Wir sind keine «eierlegenden Wollmilchsäue»
Das neue Betriebsmodell von SRF, das «Vier-Kräfte-Modell», gibt vor, wie das Radio-, das TV- und das Online-Angebot entstehen. In dieser Kolumne erzählen Programmschaffende über ihre Arbeit mit den Kräften «Audience», «Inhalt», «Produktion/Technologie» und «Distribution». Diesmal mit Maurice Velati, Leiter Regionalredaktion AG SO.
Guter Journalismus ist quasi das «Hauptprodukt» von SRF. Redaktorinnen und Redaktoren recherchieren und produzieren Inhalte (Videos, Audios, Text, Bilder, Grafiken etc.), die dann über Apps, Social Media, Radio und TV das Publikum erreichen und informieren, bilden, faszinieren, unterhalten.
Der Medienwandel stellt neue Anforderungen an Redaktionen. Das erlebe ich als Leiter der Regionalredaktion Aargau Solothurn im (News-)Alltag, als ehemaliger Co-Projektleiter der SRF News App erlebte ich es auch auf strategischer Ebene.
Bei der Weiterentwicklung der SRF News App beispielsweise hat das Projektteam verschiedenste Aspekte untersucht. Welche Inhalte brauchen wir in welcher Form wann genau und was heisst das für die Funktionen dieser App? Diese Frage ist eine klassische «Vier Kräfte»-Aufgabe.
Die Abteilung Audience steuert Erkenntnisse aus Befragungen von Nutzenden bei. Die Abteilung Distribution kümmert sich zum Beispiel um das Design der App. Technische Features – die App muss beispielsweise mit den verschiedenen Betriebssystemen auf den Smartphones funktionieren – werden von der Abteilung Produktion & Technologie beigesteuert. Und ich als Journalist bringe meine Expertise ein zum Thema Storytelling oder zur Themenauswahl.
Durch diese intensive Zusammenarbeit erhalten wir ein digitales Produkt, das technisch auf der Höhe der Zeit und inhaltlich attraktiv für das Zielpublikum ist, gleichzeitig aber auch den hohen journalistischen Standards von SRF entspricht. Und ja: Diese Zusammenarbeit muss geübt sein.
«Journalistinnen und Journalisten liefern heutzutage Inhalte für Formate, die sie gar nicht mehr selbst herstellen können.»
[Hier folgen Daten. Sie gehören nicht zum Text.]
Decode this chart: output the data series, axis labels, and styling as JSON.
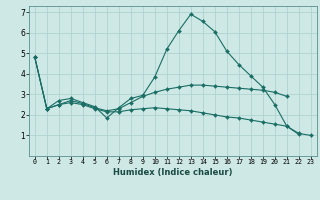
{
  "xlabel": "Humidex (Indice chaleur)",
  "background_color": "#cde8e5",
  "grid_color": "#aacfcc",
  "line_color": "#1a6e65",
  "xlim": [
    -0.5,
    23.5
  ],
  "ylim": [
    0,
    7.3
  ],
  "xticks": [
    0,
    1,
    2,
    3,
    4,
    5,
    6,
    7,
    8,
    9,
    10,
    11,
    12,
    13,
    14,
    15,
    16,
    17,
    18,
    19,
    20,
    21,
    22,
    23
  ],
  "yticks": [
    1,
    2,
    3,
    4,
    5,
    6,
    7
  ],
  "series1_x": [
    0,
    1,
    2,
    3,
    4,
    5,
    6,
    7,
    8,
    9,
    10,
    11,
    12,
    13,
    14,
    15,
    16,
    17,
    18,
    19,
    20,
    21,
    22
  ],
  "series1_y": [
    4.8,
    2.3,
    2.7,
    2.8,
    2.6,
    2.4,
    1.85,
    2.35,
    2.8,
    2.95,
    3.85,
    5.2,
    6.1,
    6.9,
    6.55,
    6.05,
    5.1,
    4.45,
    3.9,
    3.35,
    2.5,
    1.45,
    1.05
  ],
  "series2_x": [
    0,
    1,
    2,
    3,
    4,
    5,
    6,
    7,
    8,
    9,
    10,
    11,
    12,
    13,
    14,
    15,
    16,
    17,
    18,
    19,
    20,
    21
  ],
  "series2_y": [
    4.8,
    2.3,
    2.5,
    2.7,
    2.55,
    2.35,
    2.2,
    2.3,
    2.6,
    2.9,
    3.1,
    3.25,
    3.35,
    3.45,
    3.45,
    3.4,
    3.35,
    3.3,
    3.25,
    3.2,
    3.1,
    2.9
  ],
  "series3_x": [
    0,
    1,
    2,
    3,
    4,
    5,
    6,
    7,
    8,
    9,
    10,
    11,
    12,
    13,
    14,
    15,
    16,
    17,
    18,
    19,
    20,
    21,
    22,
    23
  ],
  "series3_y": [
    4.8,
    2.3,
    2.5,
    2.6,
    2.5,
    2.3,
    2.15,
    2.15,
    2.25,
    2.3,
    2.35,
    2.3,
    2.25,
    2.2,
    2.1,
    2.0,
    1.9,
    1.85,
    1.75,
    1.65,
    1.55,
    1.45,
    1.1,
    1.0
  ]
}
Maurice Velati, Leiter Regionalredaktion AG/SO
Ich habe im Rahmen des News-App-Projekts unzählige Fachausdrücke aus der Welt der Programmierer und Designerinnen gelernt, sie wiederum haben zum Teil das erste Mal erfahren, wie wir Redaktionen arbeiten, wie wir ihre Produkte quasi mit Inhalt füllen. Dieses gegenseitige Verständnis ist in unserer komplexen Medienwelt notwendiger denn je.
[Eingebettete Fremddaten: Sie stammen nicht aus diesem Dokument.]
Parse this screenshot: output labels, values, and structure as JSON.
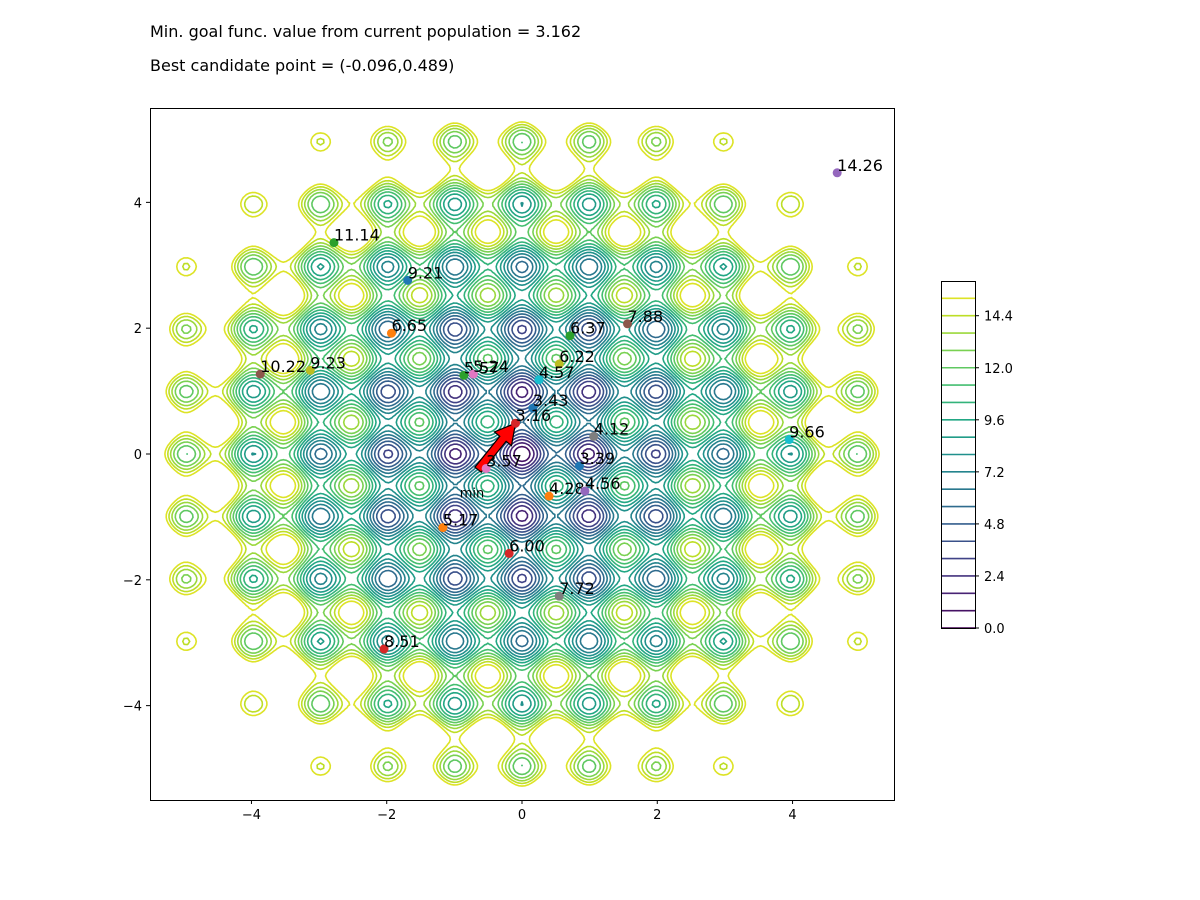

Im redaktionellen Alltag bedeutet das «Vier-Kräfte-Modell» zum Beispiel, dass die Online-Redaktorinnen der Regionalredaktionen immer wieder von Expertinnen und Experten aus anderen Abteilungen weitergebildet werden. Es heisst aber auch: Journalistinnen und Journalisten liefern heutzutage Inhalte für Formate, die sie gar nicht mehr selbst herstellen können. So entstehen im Newsroom in Zürich Leutschenbach Instagram-Storys zu regionalen Themen, von Spezialistinnen und Spezialisten für das jüngere Zielpublikum gestaltet. Die Drehbücher dazu kommen aus den Regionalredaktionen – also von dort, wo die inhaltliche Kompetenz zum Thema vorhanden ist. Diese Arbeitsteilung ist sinnvoll.
Es gilt, was schon immer galt: Soll eine Geschichte beim Publikum ankommen, muss sie inhaltlich gut sein – aber auch formal attraktiv. Weil wir Journalistinnen und Journalisten keine «eierlegenden Wollmilchsäue» sind, sind wir für das Bespielen der unzähligen verschiedenen Kanäle auf die Zusammenarbeit mit Spezialistinnen und Spezialisten angewiesen. Das «Vier-Kräfte-Modell» macht den guten Journalismus von SRF also noch besser. Auf strategischer Ebene, aber auch im Alltag.